Tickets are available here: greenisthecolourofmyheart.peatix.com Use discount code: GREENHEART for a 20% discount.
I’ll also be selling Vital Possessions, which contains several poems from the show as well as Auguries of Modern Innocence, which will be performed together with a kickass soundtrack by .gif. as well as visuals from the amazing artists who illustrated the poem.
Vital Possessions is my ninth (ninth!!) book of poetry. The roots of this book came about through the Gardens by the Bay residency in 2015. I had the opportunity to spend hours walking and thinking in the grounds of GBTB. Initially, I wasn’t enamoured by how planned and fake the gardens seemed to be. I am more a fan of wide-open moors and natural forests. But gradually, I came to see the gardens as that perfect synthesis between nature and nurture. It is, in many ways, the epitome of our garden city. The Supertrees are like our skyscrapers, inhabited by a variety of human flora, and the grounds of the garden are much like our planned estates, neatly segmented while still keeping a semblance of nature and enough variety to keep us sane.
The poems in the book began to be shaped by this overarching theme and along the way, they expanded as I explored and visited other green spaces. I also considered the way we interacted with our environment. Along the way, the title of the book morphed from Naturebiotics to For Yours Is The Garden to Vital Possessions. It became a treatise on what we believe and hold dear to in an age of uncertainty, where our faith is frangible and our knowledge fractured.
The book reads like one long narrative and dips in and out of the following themes: our relationship with nature and natural spaces, how technology interfaces with our lives and the votive value of nature. Haiku accompanied by photographs intersperse the poems. They function as pauses, a breath of image; quirky and quiet reminders of the unnoticed quotidian.

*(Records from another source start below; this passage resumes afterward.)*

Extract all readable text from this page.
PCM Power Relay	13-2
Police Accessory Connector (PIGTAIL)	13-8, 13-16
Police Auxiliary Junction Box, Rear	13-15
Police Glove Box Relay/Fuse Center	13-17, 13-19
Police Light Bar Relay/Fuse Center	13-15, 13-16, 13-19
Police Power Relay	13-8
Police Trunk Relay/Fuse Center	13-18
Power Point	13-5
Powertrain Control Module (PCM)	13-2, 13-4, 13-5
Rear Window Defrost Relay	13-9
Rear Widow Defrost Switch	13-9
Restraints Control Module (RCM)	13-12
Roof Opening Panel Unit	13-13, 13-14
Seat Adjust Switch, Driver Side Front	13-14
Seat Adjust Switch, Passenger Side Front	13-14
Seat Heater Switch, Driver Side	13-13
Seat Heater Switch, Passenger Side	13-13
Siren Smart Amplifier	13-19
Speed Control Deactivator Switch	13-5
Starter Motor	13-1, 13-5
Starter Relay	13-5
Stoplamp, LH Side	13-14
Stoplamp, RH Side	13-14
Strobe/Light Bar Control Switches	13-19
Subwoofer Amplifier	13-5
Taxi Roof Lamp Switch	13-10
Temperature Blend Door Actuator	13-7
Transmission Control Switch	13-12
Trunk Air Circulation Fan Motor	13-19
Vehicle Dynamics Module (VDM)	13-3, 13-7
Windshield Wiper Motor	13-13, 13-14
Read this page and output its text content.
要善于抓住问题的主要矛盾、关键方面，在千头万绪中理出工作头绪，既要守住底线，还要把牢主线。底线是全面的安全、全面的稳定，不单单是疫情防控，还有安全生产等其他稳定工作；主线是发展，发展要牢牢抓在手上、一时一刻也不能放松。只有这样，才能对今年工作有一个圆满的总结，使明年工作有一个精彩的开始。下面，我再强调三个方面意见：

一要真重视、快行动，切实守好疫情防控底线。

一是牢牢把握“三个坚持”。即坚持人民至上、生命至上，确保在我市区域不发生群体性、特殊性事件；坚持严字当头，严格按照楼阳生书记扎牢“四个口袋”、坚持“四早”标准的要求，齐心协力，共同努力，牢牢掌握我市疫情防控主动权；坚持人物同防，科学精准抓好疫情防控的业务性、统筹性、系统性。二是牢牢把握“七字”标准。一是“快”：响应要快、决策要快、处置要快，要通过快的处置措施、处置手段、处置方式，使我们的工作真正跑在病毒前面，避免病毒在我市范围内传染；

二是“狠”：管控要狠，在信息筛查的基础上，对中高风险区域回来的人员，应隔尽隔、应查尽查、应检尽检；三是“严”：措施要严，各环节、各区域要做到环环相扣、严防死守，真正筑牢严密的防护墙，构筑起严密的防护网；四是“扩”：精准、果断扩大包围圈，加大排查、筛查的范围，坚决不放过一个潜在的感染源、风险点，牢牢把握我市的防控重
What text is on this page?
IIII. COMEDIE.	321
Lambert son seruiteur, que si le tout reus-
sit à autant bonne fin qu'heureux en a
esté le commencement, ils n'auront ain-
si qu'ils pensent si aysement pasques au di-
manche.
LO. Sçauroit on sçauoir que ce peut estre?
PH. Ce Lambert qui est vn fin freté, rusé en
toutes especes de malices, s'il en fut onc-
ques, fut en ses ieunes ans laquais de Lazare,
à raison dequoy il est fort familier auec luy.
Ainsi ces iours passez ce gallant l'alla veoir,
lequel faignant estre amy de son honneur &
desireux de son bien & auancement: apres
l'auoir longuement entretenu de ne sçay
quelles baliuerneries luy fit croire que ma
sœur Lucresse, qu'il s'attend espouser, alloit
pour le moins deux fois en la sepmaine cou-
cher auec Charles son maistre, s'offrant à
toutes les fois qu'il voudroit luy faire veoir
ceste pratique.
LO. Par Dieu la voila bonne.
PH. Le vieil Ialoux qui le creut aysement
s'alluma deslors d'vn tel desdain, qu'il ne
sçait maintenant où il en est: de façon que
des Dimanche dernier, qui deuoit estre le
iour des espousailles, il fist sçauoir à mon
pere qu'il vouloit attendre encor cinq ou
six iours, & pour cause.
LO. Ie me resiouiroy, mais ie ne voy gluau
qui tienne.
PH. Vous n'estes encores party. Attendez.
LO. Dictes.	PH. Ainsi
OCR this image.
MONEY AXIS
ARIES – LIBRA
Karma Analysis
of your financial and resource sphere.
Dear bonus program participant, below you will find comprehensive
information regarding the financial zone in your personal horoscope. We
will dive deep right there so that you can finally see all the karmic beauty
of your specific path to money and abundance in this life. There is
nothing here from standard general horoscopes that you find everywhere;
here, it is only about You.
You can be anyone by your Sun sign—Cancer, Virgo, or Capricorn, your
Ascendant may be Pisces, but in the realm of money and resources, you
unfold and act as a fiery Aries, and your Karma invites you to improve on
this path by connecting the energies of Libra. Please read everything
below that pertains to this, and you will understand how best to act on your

Ethos Books, my publisher, has been very patient with the manuscript over many moons of editing and piecing together the book. The cover proved to be especially tricky, because with such a title, it was truly difficult to find an image that would evoke a similar state of feeling.
The book launch is at the Esplanade Concourse on 11 August, at 5pm. I will be doing something rather different, and invite all of you to come and join me as Vital Possessions finally emerges into the world.